Voyez-vous, les affiches LFI m’ont tout de suite fait penser à celle dite de l’“Affiche Rouge“, même tendance à vouloir ostraciser l’adversaire.
Le fond de votre article est juste. Mais en Gaule il y a toujours un petit village qui résiste. Le 18 juin 2010, le nom du « Lieutenant Youssef Ben Brahim », ce « chef sensationnel » selon le général Bigeard (décoré par le général De Gaulle, titulaire de la médaille militaire, de la croix de la valeur militaire avec huit citations, dont trois à l’ordre de l’Armée, chevalier de la Légion d’honneur) a été donné par l’Armée de Terre à une promotion d’officiers formés à l’école d’application de l’infanterie (EAI) de Montpellier. À Montpellier, la cérémonie s’est déroulée en présence des fils et des filles de Ben Brahim, dont son fils, Akim Ben Brahim. Cet hommage à Youssef Ben Brahim avait été demandé par le général Bigeard. Non trop peu mais trop rare.
étrangement oublié par ce gouvernement,pour ne pas froisser un certain pays et une très grosse partie de la population.
Je crains que le panthéon ne devienne bientôt trop petit, et que par conséquent celles et ceux qui justement y reposent, s’y sentent un peu à l’étroit.
Avec ces malades de la « souvenance », tel Macron, non que je sois contre le « souvenir » et la reconnaissance de la patrie, évidemment que cela c’est nécessaire.
Mais comme Macron adore les geands spectacles mémoriels durant lequels il peut assouvir sa soif de grands shows, ou il peut déclamer pour surtout s’écouter parler à lui-même afin que lui aussi rester dans l’histoire…
Je crains que le panthéon ne devienne qu’une pâle copie des Galeries Lafayette où il se passe toujours quelque chose. Une forme de parc d’attraction du souvenir.
Peut-être est-il temps de dire stop à Macron l’autosatisfait, et de considérer d’autres formes du souvenir.
Tout à fait d’accord avec vous, Jack, on en a assez de toutes ces guignolades, dont tout le monde se fout. Un président digne de ce nom devrait s’occuper du présent et de l’avenir du Pays… Pour les commémorations, il y a le 8 Mai, le 18 Juin, le 14 Juillet et le 11 Novembre… c’est déjà pas mal, et surtout, c’est suffisant.
Le souvenir et la reconnaissance de la Patrie doivent aller à des patriotes ayant donné leur vie pour la France.
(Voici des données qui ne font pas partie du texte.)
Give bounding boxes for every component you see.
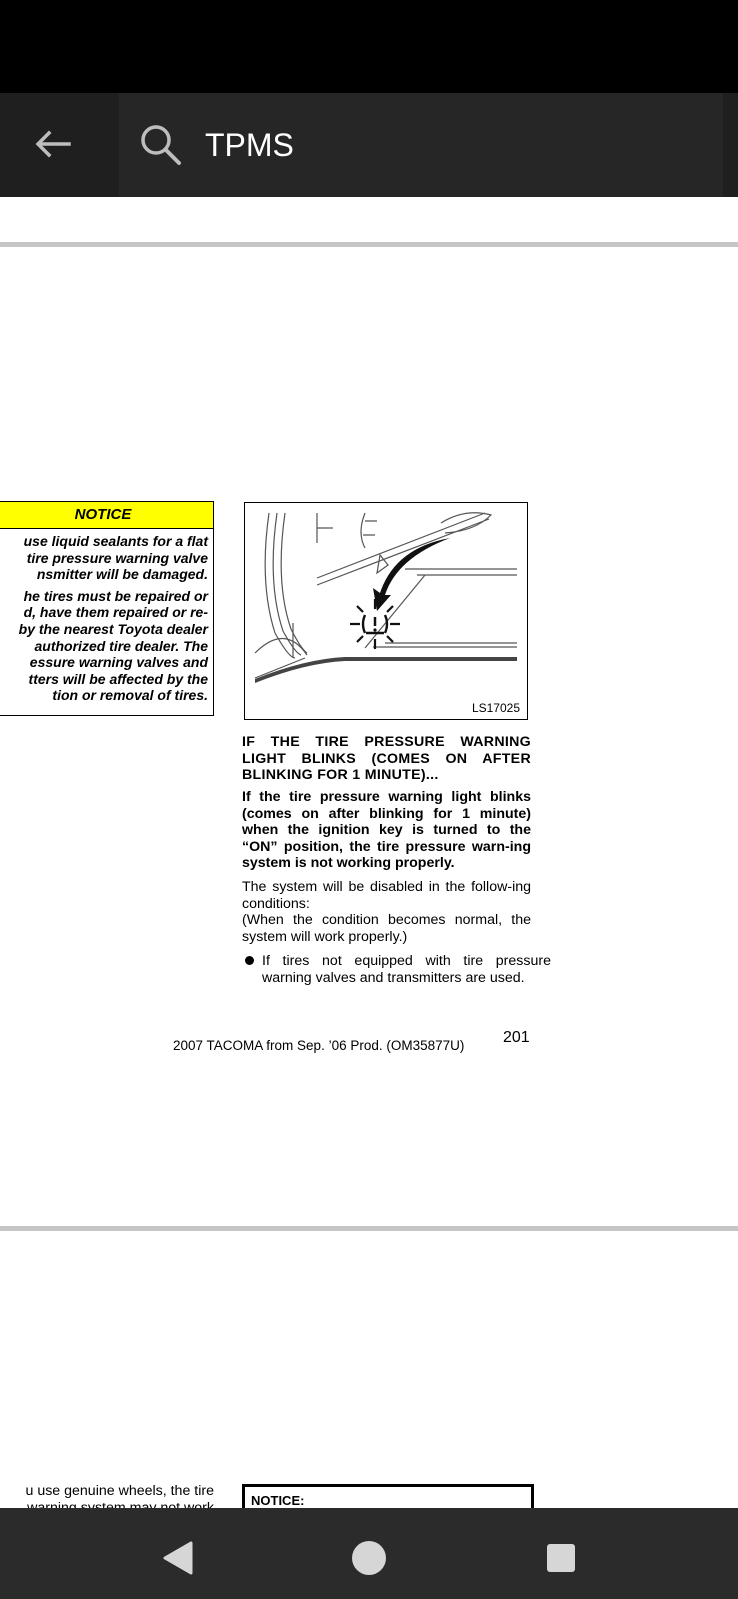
nav-home-button[interactable] — [339, 1528, 399, 1588]
notice-title: NOTICE — [0, 502, 213, 529]
notice-line: tters will be affected by the — [28, 670, 208, 687]
bullet-text: If tires not equipped with tire pressure warning valves and transmitters are used. — [262, 953, 551, 986]
notice-paragraph-2 — [0, 588, 208, 704]
notice-line: nsmitter will be damaged. — [36, 566, 208, 583]
notice-line: authorized tire dealer. The — [34, 637, 208, 654]
status-bar — [0, 0, 738, 93]
navigation-bar — [0, 1508, 738, 1599]
triangle-back-icon — [161, 1540, 195, 1576]
search-toolbar — [0, 93, 738, 197]
pdf-page-next — [0, 1231, 738, 1508]
notice-line: tire pressure warning valve — [26, 549, 208, 566]
page-number: 201 — [503, 1029, 530, 1046]
notice-line: essure warning valves and — [29, 654, 208, 671]
square-recents-icon — [545, 1542, 577, 1574]
figure-code: LS17025 — [471, 701, 520, 715]
search-input[interactable]: TPMS — [205, 127, 294, 163]
back-button[interactable] — [22, 113, 84, 175]
nav-back-button[interactable] — [148, 1528, 208, 1588]
conditions-paragraph: The system will be disabled in the follow-ing conditions: — [242, 879, 531, 912]
notice-line: tion or removal of tires. — [52, 687, 208, 704]
search-icon — [139, 123, 183, 167]
section-heading: IF THE TIRE PRESSURE WARNING LIGHT BLINKS (COMES ON AFTER BLINKING FOR 1 MINUTE)... — [242, 734, 531, 784]
circle-home-icon — [349, 1538, 389, 1578]
tpms-warning-light-illustration — [245, 503, 527, 719]
next-page-notice: NOTICE: — [242, 1484, 534, 1514]
bullet-icon — [245, 956, 254, 965]
conditions-note: (When the condition becomes normal, the system will work properly.) — [242, 912, 531, 945]
notice-line: he tires must be repaired or — [23, 587, 208, 604]
arrow-left-icon — [33, 129, 73, 159]
dashboard-illustration — [244, 502, 528, 720]
bullet-item — [242, 953, 551, 986]
notice-body — [0, 529, 213, 704]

Ce n’est pas le cas de madame MANOUCHIAN.
Si on analyse bien ce qu’il se passe aujourd’hui, nous pouvons dire que l’Allemagne et l’Algérie ont gagné leurs guerres puisque nous sommes soumis, têtes basses, à l’un et à l’autre.
Eh oui, l’Europe de Bruxelles n’est autre que la mouture moderne du IVè Reich. Il faut s’y faire!
Dans les manifestations de « Place d’Armes », Les Français de « préférence » marchent à nos côtés. Dans la grande manifestation Parisienne (L’autre ayant été interdite), l’un d’eux marchait avec nous, avec les larmes aux yeux… Honte à un pays qui ne prend pas soin de ses alliés mais qui dorlote ses ennemis… C’est le sort des vaincus qui l’attend…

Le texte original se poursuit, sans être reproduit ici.